8月24日

朝起きるとこの時間には滅多に揃わない両親が朝食をとっていた。俺は『2人とも仕事今日休み?』と紙に書いて見せる。

「いや、休みではなかったんだがな」

「行かなくていいでしょ」

ああそうか、もうすぐ世界が終わるのに仕事なんて行ってる場合じゃないか。俺も今日バイトあるけど…サボるか。でも大丈夫だろうか、同じように皆が仕事にいかなければ社会は回らないんじゃないか。残り少ない期間ではあるが電気が止まったりしたら困る。それにスーパーがやっていなかったらご飯も食べれないかもしれない。そんな事を考えているうちに俺はあることに気がついた。テレビはやっているんだな。それは毎日やっている朝のニュース番組、若干人数が少ない気はするがよく顔を見る人気アナウンサーはしっかりいた。もうすぐ世界が終わるっていうのによく仕事するなぁ。

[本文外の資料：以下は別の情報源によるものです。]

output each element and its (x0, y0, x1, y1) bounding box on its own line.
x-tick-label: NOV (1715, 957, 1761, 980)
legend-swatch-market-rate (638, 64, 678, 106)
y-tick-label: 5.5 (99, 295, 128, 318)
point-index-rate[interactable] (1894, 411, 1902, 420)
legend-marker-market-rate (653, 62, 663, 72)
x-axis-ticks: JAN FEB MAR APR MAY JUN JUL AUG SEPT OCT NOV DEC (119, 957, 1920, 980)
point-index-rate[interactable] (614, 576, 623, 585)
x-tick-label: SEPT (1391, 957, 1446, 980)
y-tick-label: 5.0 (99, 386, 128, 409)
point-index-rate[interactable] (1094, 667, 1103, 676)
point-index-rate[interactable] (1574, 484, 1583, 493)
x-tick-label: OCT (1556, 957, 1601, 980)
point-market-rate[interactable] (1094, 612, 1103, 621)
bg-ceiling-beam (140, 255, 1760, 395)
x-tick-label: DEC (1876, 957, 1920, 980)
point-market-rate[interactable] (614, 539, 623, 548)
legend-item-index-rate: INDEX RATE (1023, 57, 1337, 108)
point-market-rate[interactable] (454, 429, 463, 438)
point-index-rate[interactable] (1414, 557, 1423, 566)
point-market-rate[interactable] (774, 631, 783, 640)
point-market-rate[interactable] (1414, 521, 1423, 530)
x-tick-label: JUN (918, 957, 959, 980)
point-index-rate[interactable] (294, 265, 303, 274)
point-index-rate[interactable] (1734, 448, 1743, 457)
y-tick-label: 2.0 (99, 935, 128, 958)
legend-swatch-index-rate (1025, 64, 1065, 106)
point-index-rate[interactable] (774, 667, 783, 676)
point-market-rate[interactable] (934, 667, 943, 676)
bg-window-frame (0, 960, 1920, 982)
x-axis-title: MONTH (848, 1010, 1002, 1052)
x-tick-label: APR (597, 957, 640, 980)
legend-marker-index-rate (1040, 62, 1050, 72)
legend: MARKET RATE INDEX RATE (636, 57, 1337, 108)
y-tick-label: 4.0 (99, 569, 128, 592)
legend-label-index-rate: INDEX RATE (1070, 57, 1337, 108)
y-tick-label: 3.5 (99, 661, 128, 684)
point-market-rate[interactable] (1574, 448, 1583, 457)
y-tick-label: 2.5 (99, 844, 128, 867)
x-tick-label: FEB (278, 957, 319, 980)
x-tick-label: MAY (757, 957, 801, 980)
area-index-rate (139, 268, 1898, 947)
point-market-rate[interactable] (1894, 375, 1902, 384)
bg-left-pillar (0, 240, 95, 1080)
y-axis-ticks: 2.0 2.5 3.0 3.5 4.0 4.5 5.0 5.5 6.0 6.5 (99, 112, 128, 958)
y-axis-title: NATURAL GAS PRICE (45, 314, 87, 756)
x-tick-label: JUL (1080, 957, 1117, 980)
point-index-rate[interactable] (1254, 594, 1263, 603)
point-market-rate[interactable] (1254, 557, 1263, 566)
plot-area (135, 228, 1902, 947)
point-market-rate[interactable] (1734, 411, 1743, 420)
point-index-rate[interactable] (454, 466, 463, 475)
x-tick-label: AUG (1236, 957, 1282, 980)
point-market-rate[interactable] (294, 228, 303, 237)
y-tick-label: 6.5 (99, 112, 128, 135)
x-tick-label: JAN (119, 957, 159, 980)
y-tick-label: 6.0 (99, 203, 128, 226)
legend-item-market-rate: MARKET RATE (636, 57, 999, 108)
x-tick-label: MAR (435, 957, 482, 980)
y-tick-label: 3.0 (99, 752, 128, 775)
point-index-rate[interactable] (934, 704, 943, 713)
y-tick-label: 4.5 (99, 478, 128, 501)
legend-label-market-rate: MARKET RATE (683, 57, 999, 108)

宇宙人予言者は29日に世界が滅ぶと言っているが何時にどうやって滅ぶかは教えてくれてない。 例えばものすごく大きい隕石が落ちてくるとか、宇宙人の大群が地球に攻めてくるとかだろうか、贅沢は言わないが痛いのや苦しいのはやめてほしいな。それとも宇宙人予言者の超人的な能力なら28日の23時59分59秒まではなんともなくて29日になった瞬間に世界が無になるっていうのもあるんじゃないか。あ、でもそれなら世界が滅ぶのは0時じゃないだろうな。世界を股にかけて活躍している宇宙人予言者が日本時間を基準にしているわけがない。本初子午線を基準にするなら世界が滅ぶのは時差的に日本時間29日の朝9時か。

どうであれあと5日しかないんだよな。昨日まではこの夏休み中に何をしようかとワクワクしていたのに今はまったくやる気が出ない。俺にとって何かをしたいっていうのは未来あっての事なんだな。